Hematogenous metastasis develops from circulating tumor cells. These cells can be detected in 60-80% of pancreatic cancer patients and this percentage increases during surgical procedures [4, 5, 6].

Operative trauma in the tissue itself may favor development of tumor recurrence. An association between surgical trauma and tumor recurrence has been supported by previous in vivo and in vitro studies [7, 8, 9, 10, 11, 12]. These studies showed that surgical trauma brings about enhanced locoregional tumor recurrence by the inflammatory reaction it provokes. The inflammatory reaction is not confined locally, but spreads out systemically as well, yet to a somewhat lesser degree [13, 14, 15, 16, 17]. Indeed, in several in vivo studies, surgical trauma enhanced tumor recurrence at distant sites as well [18, 12].

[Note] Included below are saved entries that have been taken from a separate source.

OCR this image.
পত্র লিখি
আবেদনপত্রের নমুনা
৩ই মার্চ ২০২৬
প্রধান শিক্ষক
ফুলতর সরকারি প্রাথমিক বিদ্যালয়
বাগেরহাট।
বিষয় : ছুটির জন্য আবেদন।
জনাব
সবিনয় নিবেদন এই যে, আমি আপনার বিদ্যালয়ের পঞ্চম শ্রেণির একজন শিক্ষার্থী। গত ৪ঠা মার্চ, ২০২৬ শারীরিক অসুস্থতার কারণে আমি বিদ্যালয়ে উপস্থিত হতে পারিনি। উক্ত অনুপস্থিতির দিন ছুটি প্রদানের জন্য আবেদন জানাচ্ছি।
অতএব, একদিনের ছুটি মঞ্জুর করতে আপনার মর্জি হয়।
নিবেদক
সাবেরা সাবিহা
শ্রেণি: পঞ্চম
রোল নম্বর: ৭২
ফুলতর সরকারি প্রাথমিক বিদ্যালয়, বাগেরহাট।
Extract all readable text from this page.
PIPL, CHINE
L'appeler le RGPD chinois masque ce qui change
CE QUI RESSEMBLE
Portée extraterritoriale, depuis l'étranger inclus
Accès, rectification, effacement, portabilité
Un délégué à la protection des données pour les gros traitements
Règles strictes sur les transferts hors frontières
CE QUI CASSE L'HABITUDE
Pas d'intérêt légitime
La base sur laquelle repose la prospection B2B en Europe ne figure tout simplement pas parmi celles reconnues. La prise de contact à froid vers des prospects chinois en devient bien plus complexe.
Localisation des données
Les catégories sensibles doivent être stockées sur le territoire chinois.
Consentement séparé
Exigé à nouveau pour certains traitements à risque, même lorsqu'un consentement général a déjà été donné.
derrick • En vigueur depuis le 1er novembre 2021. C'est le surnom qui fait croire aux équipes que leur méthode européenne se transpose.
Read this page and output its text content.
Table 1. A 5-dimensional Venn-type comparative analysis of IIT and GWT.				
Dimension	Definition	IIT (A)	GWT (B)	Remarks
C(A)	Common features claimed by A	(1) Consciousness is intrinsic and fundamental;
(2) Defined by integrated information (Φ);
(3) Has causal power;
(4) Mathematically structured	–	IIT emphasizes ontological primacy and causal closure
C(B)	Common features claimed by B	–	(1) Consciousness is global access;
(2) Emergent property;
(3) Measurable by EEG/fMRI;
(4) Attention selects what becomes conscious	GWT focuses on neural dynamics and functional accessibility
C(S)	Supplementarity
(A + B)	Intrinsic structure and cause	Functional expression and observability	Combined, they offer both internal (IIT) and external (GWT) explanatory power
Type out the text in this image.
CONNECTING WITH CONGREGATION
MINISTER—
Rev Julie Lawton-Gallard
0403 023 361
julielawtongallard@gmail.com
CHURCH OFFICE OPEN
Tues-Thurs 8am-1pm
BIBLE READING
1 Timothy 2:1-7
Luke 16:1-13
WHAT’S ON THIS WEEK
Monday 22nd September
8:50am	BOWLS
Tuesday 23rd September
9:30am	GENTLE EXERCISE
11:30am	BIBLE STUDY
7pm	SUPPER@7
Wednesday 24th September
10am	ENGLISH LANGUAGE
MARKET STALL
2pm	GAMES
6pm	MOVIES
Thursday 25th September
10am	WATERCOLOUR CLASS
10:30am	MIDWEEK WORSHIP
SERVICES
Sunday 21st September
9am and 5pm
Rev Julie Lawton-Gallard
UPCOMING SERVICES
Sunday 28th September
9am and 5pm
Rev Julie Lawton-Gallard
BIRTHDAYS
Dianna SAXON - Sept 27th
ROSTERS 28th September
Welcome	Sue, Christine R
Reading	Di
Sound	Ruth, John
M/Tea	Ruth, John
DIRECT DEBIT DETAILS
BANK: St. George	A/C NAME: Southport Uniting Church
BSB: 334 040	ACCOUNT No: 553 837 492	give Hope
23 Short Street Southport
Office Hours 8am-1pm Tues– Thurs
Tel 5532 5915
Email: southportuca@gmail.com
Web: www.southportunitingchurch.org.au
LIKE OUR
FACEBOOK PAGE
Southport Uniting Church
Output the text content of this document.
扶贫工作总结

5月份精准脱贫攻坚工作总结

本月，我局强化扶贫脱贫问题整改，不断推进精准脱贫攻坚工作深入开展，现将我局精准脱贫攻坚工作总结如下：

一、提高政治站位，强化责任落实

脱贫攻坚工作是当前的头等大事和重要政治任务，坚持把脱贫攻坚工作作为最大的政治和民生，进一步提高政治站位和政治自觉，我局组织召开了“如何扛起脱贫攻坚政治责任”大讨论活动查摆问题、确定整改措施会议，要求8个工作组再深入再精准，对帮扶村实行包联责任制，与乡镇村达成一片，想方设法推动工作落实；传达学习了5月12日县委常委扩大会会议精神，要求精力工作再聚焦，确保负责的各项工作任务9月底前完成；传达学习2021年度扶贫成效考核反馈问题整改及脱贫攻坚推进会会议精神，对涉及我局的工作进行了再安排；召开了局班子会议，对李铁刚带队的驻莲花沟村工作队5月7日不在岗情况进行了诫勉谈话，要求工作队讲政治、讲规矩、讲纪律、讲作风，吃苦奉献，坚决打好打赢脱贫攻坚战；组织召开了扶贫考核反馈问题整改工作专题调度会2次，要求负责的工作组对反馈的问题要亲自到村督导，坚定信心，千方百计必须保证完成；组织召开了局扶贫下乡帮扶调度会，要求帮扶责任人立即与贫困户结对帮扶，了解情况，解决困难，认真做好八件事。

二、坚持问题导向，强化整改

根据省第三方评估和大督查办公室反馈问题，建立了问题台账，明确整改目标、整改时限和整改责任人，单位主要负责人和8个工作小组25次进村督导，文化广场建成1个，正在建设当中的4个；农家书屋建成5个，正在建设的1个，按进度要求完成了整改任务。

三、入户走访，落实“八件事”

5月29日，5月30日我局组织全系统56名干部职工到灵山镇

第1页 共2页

The inflammatory reaction provoked by surgical trauma leads to the activation of leukocytes and monocytes with the release of pro-inflammatory cytokines and reactive oxygen species. Thus, it has been found that, after major abdominal surgery, the proinflammatory cytokines interleukin-6 (IL-6), interleukin-1beta (IL-1beta) and tumor necrosis factor-alpha (TNF-alpha) in the peripheral blood are elevated [13, 14, 15, 16, 17].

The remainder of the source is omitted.